# I bought a new to me used Sig Sauer P229 in .40 call



## dondavis3 (Aug 2, 2009)

I bought a new to me used Sig Sauer P229 in .40 call at a gun show yesterday in Fort Worth.










I wont be able to get to the range until Friday.

I have 2 other Sig's - both .380's.

I shot a full size P 226 at the range last month with the Colleyville Police Department and that started my search.

:smt1099


----------



## dosborn (Apr 17, 2009)

Congrats!! I need a 3rd Sig too.


----------



## cougartex (Jan 2, 2010)

Very nice.
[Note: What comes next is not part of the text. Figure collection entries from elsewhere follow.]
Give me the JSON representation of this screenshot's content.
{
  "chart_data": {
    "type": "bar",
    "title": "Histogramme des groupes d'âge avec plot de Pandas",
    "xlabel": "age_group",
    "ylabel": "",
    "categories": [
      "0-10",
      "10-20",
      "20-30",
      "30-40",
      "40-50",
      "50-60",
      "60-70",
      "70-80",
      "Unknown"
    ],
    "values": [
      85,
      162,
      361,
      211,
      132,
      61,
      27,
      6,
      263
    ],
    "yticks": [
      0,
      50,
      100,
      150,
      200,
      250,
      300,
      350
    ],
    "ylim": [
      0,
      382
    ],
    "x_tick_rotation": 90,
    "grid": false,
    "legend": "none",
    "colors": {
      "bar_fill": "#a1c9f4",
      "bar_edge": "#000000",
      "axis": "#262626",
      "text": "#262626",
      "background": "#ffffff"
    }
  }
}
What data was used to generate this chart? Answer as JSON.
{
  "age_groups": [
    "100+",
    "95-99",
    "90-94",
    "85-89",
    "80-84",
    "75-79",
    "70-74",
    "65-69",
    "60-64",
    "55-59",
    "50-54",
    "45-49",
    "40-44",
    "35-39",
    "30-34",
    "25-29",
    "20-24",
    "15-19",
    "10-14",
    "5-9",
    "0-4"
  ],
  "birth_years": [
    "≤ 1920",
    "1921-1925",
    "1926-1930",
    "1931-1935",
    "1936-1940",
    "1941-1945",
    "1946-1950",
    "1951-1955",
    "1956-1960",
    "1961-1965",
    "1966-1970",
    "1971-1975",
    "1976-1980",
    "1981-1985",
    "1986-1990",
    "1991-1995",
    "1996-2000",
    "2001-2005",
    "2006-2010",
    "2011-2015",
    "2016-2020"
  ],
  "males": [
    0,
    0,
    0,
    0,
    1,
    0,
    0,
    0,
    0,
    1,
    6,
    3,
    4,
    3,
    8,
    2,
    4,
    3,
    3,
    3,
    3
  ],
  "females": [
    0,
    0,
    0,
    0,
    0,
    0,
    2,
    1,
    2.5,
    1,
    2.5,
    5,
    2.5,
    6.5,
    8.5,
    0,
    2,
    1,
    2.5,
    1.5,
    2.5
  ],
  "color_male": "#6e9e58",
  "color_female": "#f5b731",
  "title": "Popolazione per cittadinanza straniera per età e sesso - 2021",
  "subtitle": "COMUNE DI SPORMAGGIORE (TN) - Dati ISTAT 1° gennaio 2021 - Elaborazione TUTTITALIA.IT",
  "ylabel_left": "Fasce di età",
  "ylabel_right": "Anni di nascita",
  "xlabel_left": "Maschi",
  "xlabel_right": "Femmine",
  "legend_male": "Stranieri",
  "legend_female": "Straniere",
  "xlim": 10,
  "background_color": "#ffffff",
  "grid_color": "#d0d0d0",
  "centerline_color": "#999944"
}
Safe shooting. :smt071


----------



## dondavis3 (Aug 2, 2009)

+1 dosborn

You need a 3rd Sig:anim_lol:

I'M looking forward to going to the range with my wife on Friday :smt023

I can't wait to shoot it
:smt1099


----------



## dosborn (Apr 17, 2009)

dondavis3 said:


> +1 dosborn
> 
> You need a 3rd Sig:anim_lol:
> 
> ...


I would say "let us know how the range trip goes", but I am willing to bet it will 100% flawless.


----------



## dondavis3 (Aug 2, 2009)

You bet I will:smt023

:smt1099


----------